The function of air brakes is to allow a large vehicle to stop more quickly that it would be able to with other braking systems. The traditional form of brakes is when a pad is applied to a spinning disc to slowly stop the movement of a vehicle. The problem with this kind of break is that there is sometimes not enough pressure to stop the vehicle in a timely manner. Too much heat is also generated from this braking system. Air brakes add additional stopping force to the braking system enabling vehicles to stop faster. Most larger vehicles use this braking system.

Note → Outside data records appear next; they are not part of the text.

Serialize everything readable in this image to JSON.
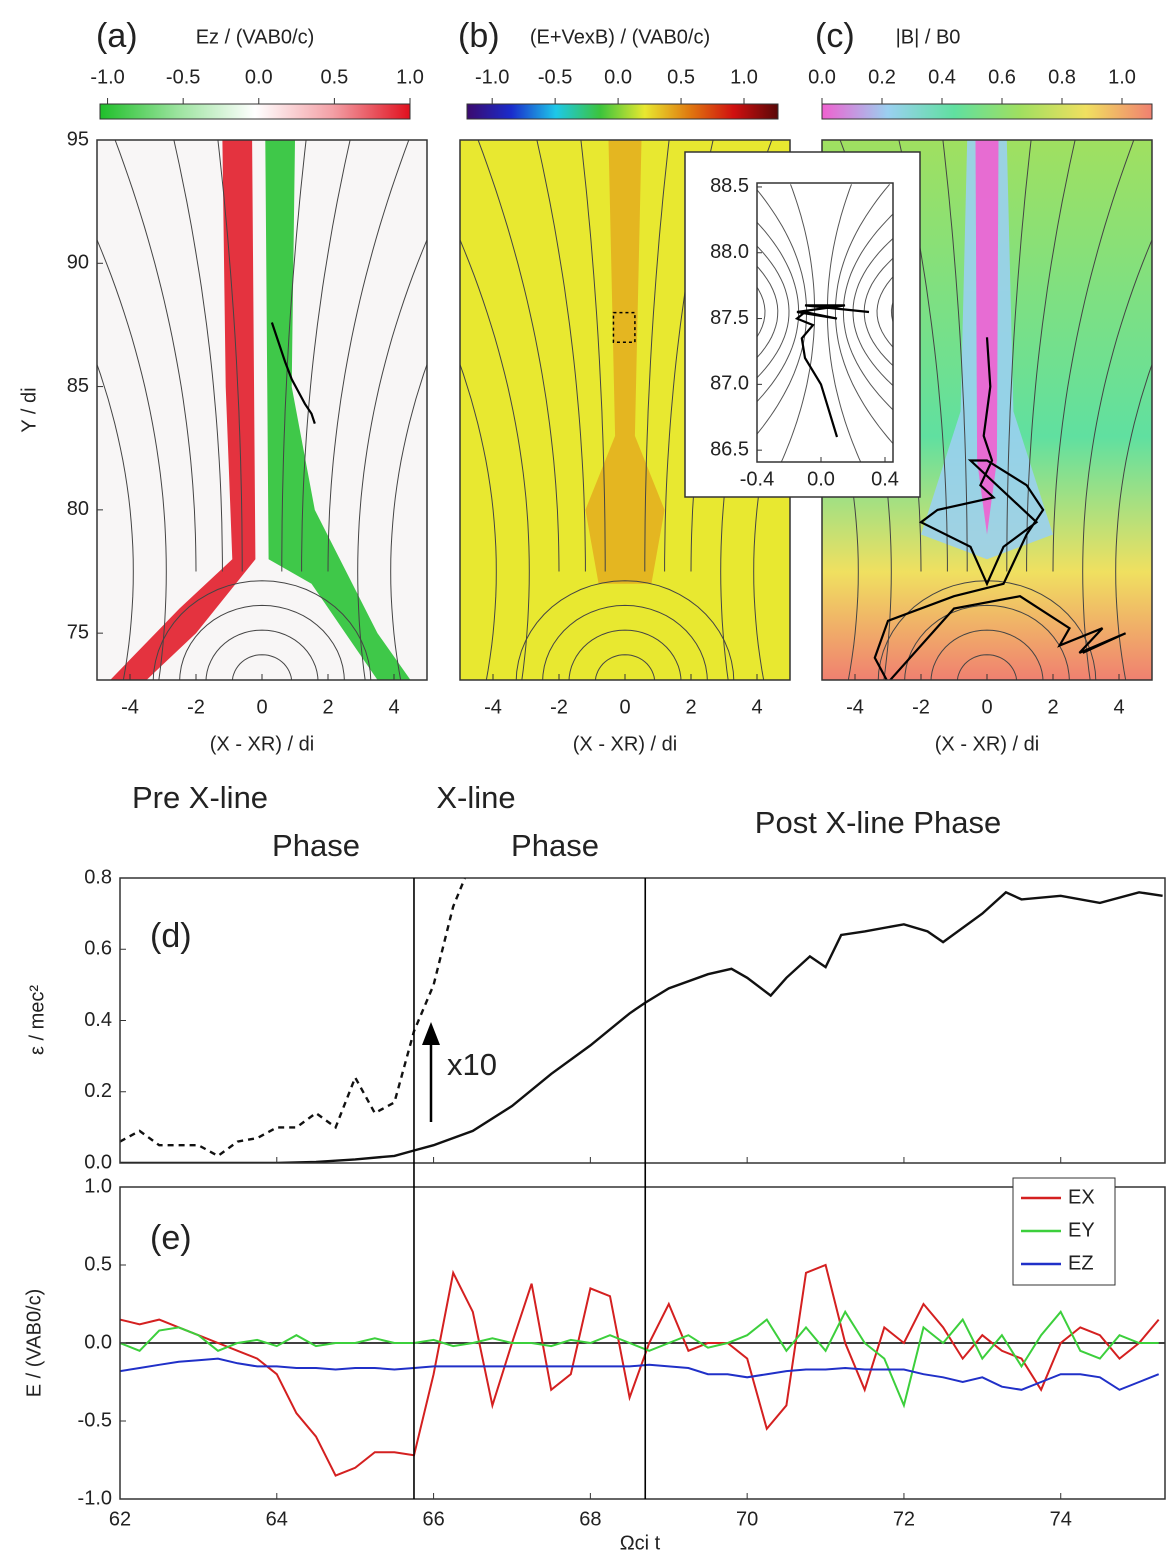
{
  "chart_data": [
    {
      "type": "field-map",
      "title": "(a)",
      "colorbar": {
        "label": "Ez / (VAB0/c)",
        "lim": [
          -1.05,
          1.0
        ],
        "ticks": [
          {
            "value": -1,
            "label": "-1.0"
          },
          {
            "value": -0.5,
            "label": "-0.5"
          },
          {
            "value": 0,
            "label": "0.0"
          },
          {
            "value": 0.5,
            "label": "0.5"
          },
          {
            "value": 1,
            "label": "1.0"
          }
        ],
        "colors": [
          "#1fbf2a",
          "#9be39e",
          "#ffffff",
          "#f3a0a6",
          "#e0101e"
        ]
      },
      "xlim": [
        -5,
        5
      ],
      "ylim": [
        73.1,
        95
      ],
      "xticks": [
        -4,
        -2,
        0,
        2,
        4
      ],
      "yticks": [
        75,
        80,
        85,
        90,
        95
      ],
      "xlabel": "(X - XR) / di",
      "ylabel": "Y / di",
      "trajectory": {
        "x": [
          0.3,
          0.5,
          0.7,
          0.9,
          1.1,
          1.3,
          1.5,
          1.6
        ],
        "y": [
          87.6,
          86.8,
          86.0,
          85.3,
          84.8,
          84.3,
          83.9,
          83.5
        ]
      }
    },
    {
      "type": "field-map",
      "title": "(b)",
      "colorbar": {
        "label": "(E+VexB) / (VAB0/c)",
        "lim": [
          -1.2,
          1.27
        ],
        "ticks": [
          {
            "value": -1,
            "label": "-1.0"
          },
          {
            "value": -0.5,
            "label": "-0.5"
          },
          {
            "value": 0,
            "label": "0.0"
          },
          {
            "value": 0.5,
            "label": "0.5"
          },
          {
            "value": 1,
            "label": "1.0"
          }
        ],
        "colors": [
          "#3b0a6e",
          "#1a2ccc",
          "#1ec8e8",
          "#3cc43c",
          "#e8e830",
          "#e07a10",
          "#d01010",
          "#5a0808"
        ]
      },
      "xlim": [
        -5,
        5
      ],
      "ylim": [
        73.1,
        95
      ],
      "xticks": [
        -4,
        -2,
        0,
        2,
        4
      ],
      "xlabel": "(X - XR) / di"
    },
    {
      "type": "field-map",
      "title": "(c)",
      "colorbar": {
        "label": "|B| / B0",
        "lim": [
          0,
          1.1
        ],
        "ticks": [
          {
            "value": 0,
            "label": "0.0"
          },
          0.2,
          0.4,
          0.6,
          0.8,
          {
            "value": 1,
            "label": "1.0"
          }
        ],
        "colors": [
          "#f060d0",
          "#9ad0f0",
          "#60e0a0",
          "#a0e060",
          "#f0e060",
          "#f08070"
        ]
      },
      "xlim": [
        -5,
        5
      ],
      "ylim": [
        73.1,
        95
      ],
      "xticks": [
        -4,
        -2,
        0,
        2,
        4
      ],
      "xlabel": "(X - XR) / di",
      "trajectory": {
        "x": [
          0,
          0.1,
          -0.1,
          0.15,
          -0.2,
          0.2,
          -1.5,
          -2,
          -0.5,
          0,
          0.5,
          1.5,
          -0.5,
          0,
          1.2,
          1.7,
          1.2,
          0.5,
          -1,
          -3,
          -3.4,
          -3,
          -1,
          1,
          2.5,
          2.2,
          3.5,
          2.8,
          4.2,
          2.9
        ],
        "y": [
          87,
          85,
          83,
          82,
          81,
          80.5,
          80,
          79.5,
          78.5,
          77,
          78.5,
          79.5,
          82,
          82,
          81,
          80,
          79,
          77,
          76.5,
          75.5,
          74,
          73,
          76,
          76.5,
          75.2,
          74.5,
          75.2,
          74.2,
          75,
          74.2
        ]
      }
    },
    {
      "type": "inset",
      "xlim": [
        -0.4,
        0.45
      ],
      "ylim": [
        86.41,
        88.53
      ],
      "xticks": [
        -0.4,
        {
          "value": 0,
          "label": "0.0"
        },
        0.4
      ],
      "yticks": [
        {
          "value": 86.5,
          "label": "86.5"
        },
        {
          "value": 87,
          "label": "87.0"
        },
        {
          "value": 87.5,
          "label": "87.5"
        },
        {
          "value": 88,
          "label": "88.0"
        },
        {
          "value": 88.5,
          "label": "88.5"
        }
      ],
      "trajectory": {
        "x": [
          0.1,
          0.05,
          0.0,
          -0.1,
          -0.12,
          -0.05,
          -0.15,
          -0.1,
          0.1,
          -0.15,
          0.15,
          -0.1,
          0.3
        ],
        "y": [
          86.6,
          86.8,
          87.0,
          87.2,
          87.35,
          87.45,
          87.5,
          87.55,
          87.5,
          87.55,
          87.6,
          87.6,
          87.55
        ]
      }
    },
    {
      "type": "line",
      "title": "(d)",
      "ylabel": "ε / mec²",
      "phase_labels": [
        "Pre X-line",
        "Phase",
        "X-line",
        "Phase",
        "Post X-line Phase"
      ],
      "annotation": "x10",
      "vlines": [
        65.75,
        68.7
      ],
      "xlim": [
        62,
        75.33
      ],
      "ylim": [
        0,
        0.8
      ],
      "yticks": [
        {
          "value": 0,
          "label": "0.0"
        },
        0.2,
        0.4,
        0.6,
        0.8
      ],
      "series": [
        {
          "color": "#111111",
          "style": "solid",
          "x": [
            62,
            63,
            64,
            64.5,
            65,
            65.5,
            65.75,
            66,
            66.5,
            67,
            67.5,
            68,
            68.5,
            68.7,
            69,
            69.5,
            69.8,
            70,
            70.3,
            70.5,
            70.8,
            71,
            71.2,
            71.5,
            72,
            72.3,
            72.5,
            73,
            73.3,
            73.5,
            74,
            74.5,
            75,
            75.3
          ],
          "values": [
            0,
            0,
            0,
            0.003,
            0.01,
            0.02,
            0.035,
            0.05,
            0.09,
            0.16,
            0.25,
            0.33,
            0.42,
            0.45,
            0.49,
            0.53,
            0.545,
            0.52,
            0.47,
            0.52,
            0.58,
            0.55,
            0.64,
            0.65,
            0.67,
            0.65,
            0.62,
            0.7,
            0.76,
            0.74,
            0.75,
            0.73,
            0.76,
            0.75
          ]
        },
        {
          "color": "#111111",
          "style": "dashed",
          "x": [
            62,
            62.25,
            62.5,
            62.75,
            63,
            63.25,
            63.5,
            63.75,
            64,
            64.25,
            64.5,
            64.75,
            65,
            65.25,
            65.5,
            65.75,
            66,
            66.25,
            66.4
          ],
          "values": [
            0.06,
            0.09,
            0.05,
            0.05,
            0.05,
            0.02,
            0.06,
            0.07,
            0.1,
            0.1,
            0.14,
            0.1,
            0.24,
            0.14,
            0.17,
            0.37,
            0.5,
            0.72,
            0.8
          ]
        }
      ]
    },
    {
      "type": "line",
      "title": "(e)",
      "ylabel": "E / (VAB0/c)",
      "xlabel": "Ωci t",
      "legend": "upper right",
      "xlim": [
        62,
        75.33
      ],
      "ylim": [
        -1,
        1
      ],
      "xticks": [
        62,
        64,
        66,
        68,
        70,
        72,
        74
      ],
      "yticks": [
        {
          "value": -1,
          "label": "-1.0"
        },
        {
          "value": -0.5,
          "label": "-0.5"
        },
        {
          "value": 0,
          "label": "0.0"
        },
        0.5,
        {
          "value": 1,
          "label": "1.0"
        }
      ],
      "x": [
        62,
        62.25,
        62.5,
        62.75,
        63,
        63.25,
        63.5,
        63.75,
        64,
        64.25,
        64.5,
        64.75,
        65,
        65.25,
        65.5,
        65.75,
        66,
        66.25,
        66.5,
        66.75,
        67,
        67.25,
        67.5,
        67.75,
        68,
        68.25,
        68.5,
        68.75,
        69,
        69.25,
        69.5,
        69.75,
        70,
        70.25,
        70.5,
        70.75,
        71,
        71.25,
        71.5,
        71.75,
        72,
        72.25,
        72.5,
        72.75,
        73,
        73.25,
        73.5,
        73.75,
        74,
        74.25,
        74.5,
        74.75,
        75,
        75.25
      ],
      "series": [
        {
          "name": "EX",
          "color": "#d42020",
          "values": [
            0.15,
            0.12,
            0.15,
            0.1,
            0.05,
            0.0,
            -0.05,
            -0.1,
            -0.2,
            -0.45,
            -0.6,
            -0.85,
            -0.8,
            -0.7,
            -0.7,
            -0.72,
            -0.2,
            0.45,
            0.2,
            -0.4,
            0.0,
            0.38,
            -0.3,
            -0.2,
            0.35,
            0.3,
            -0.35,
            0.0,
            0.25,
            -0.05,
            0.0,
            0.0,
            -0.1,
            -0.55,
            -0.4,
            0.45,
            0.5,
            0.0,
            -0.3,
            0.1,
            0.0,
            0.25,
            0.1,
            -0.1,
            0.05,
            -0.05,
            -0.1,
            -0.3,
            0.0,
            0.1,
            0.05,
            -0.1,
            0.0,
            0.15
          ]
        },
        {
          "name": "EY",
          "color": "#3ccf3c",
          "values": [
            0.0,
            -0.05,
            0.08,
            0.1,
            0.05,
            -0.05,
            0.0,
            0.02,
            -0.02,
            0.05,
            -0.02,
            0.0,
            0.0,
            0.03,
            0.0,
            0.0,
            0.02,
            -0.02,
            0.0,
            0.03,
            0.0,
            0.0,
            -0.02,
            0.02,
            0.0,
            0.05,
            0.0,
            -0.05,
            0.0,
            0.05,
            -0.03,
            0.0,
            0.05,
            0.15,
            -0.05,
            0.1,
            -0.05,
            0.2,
            0.0,
            -0.1,
            -0.4,
            0.1,
            0.0,
            0.15,
            -0.1,
            0.05,
            -0.15,
            0.05,
            0.2,
            -0.05,
            -0.1,
            0.05,
            0.0,
            0.0
          ]
        },
        {
          "name": "EZ",
          "color": "#2030c8",
          "values": [
            -0.18,
            -0.16,
            -0.14,
            -0.12,
            -0.11,
            -0.1,
            -0.13,
            -0.15,
            -0.15,
            -0.16,
            -0.16,
            -0.17,
            -0.16,
            -0.16,
            -0.17,
            -0.16,
            -0.15,
            -0.15,
            -0.15,
            -0.15,
            -0.15,
            -0.15,
            -0.15,
            -0.15,
            -0.15,
            -0.15,
            -0.15,
            -0.14,
            -0.15,
            -0.16,
            -0.2,
            -0.2,
            -0.22,
            -0.2,
            -0.18,
            -0.17,
            -0.17,
            -0.16,
            -0.17,
            -0.17,
            -0.17,
            -0.2,
            -0.22,
            -0.25,
            -0.22,
            -0.28,
            -0.3,
            -0.25,
            -0.2,
            -0.2,
            -0.22,
            -0.3,
            -0.25,
            -0.2
          ]
        }
      ]
    }
  ]
}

Air brakes work better on larger vehicles because they do not generate as much heat. Air pressure provides less friction against the discs or drums used to stop large vehicles which prevents the parts from overheating. There are many components in a vehicle air brake system. These systems consist of: an air compressor, brake linings or drums, exhaust and intake pipes, an air tank, brake chambers, numerous valves to contain and direct the flow of air and brake chambers which hold all of the other components together.
There are two main types of air brakes. The first kind is commonly used for trucks and trains. This kind of brake works along side a disc or drum breaking system but does not use friction to stop the vehicle, nor does it use fluid. Instead air pressure is applied to the brake which causes it to stop with much less heat generated. The other kind of air brake system uses electronic power to create the air pressure that slows vehicles down. These two types of system are the most commonly used air brake systems.
Air brake systems used in conjunction with disc brakes are the most common type of air brake system. This system applies air pressure to the disc which is attached to the axel of the vehicle. The air pressure causes enough friction between the disc and the axel with gradually slows the vehicle down. However, this kind of air brake has one of the greatest stopping distances of any other braking system. It takes a large truck up to three or four times longer to come to a complete stop than a regular sized car.
Another air brake system that has been developed is controlled by an electrical system. Wires are directly connected to each brake which creates a more precise stopping ability. The electronic systems are able to stop trucks much faster than previous braking systems. The electronic braking systems are better able to apply the perfect amount of air pressure to the brake to create a safer and more effective stop. The electronic systems are also used for other tasks such as distance logging and reporting problems with the brake systems.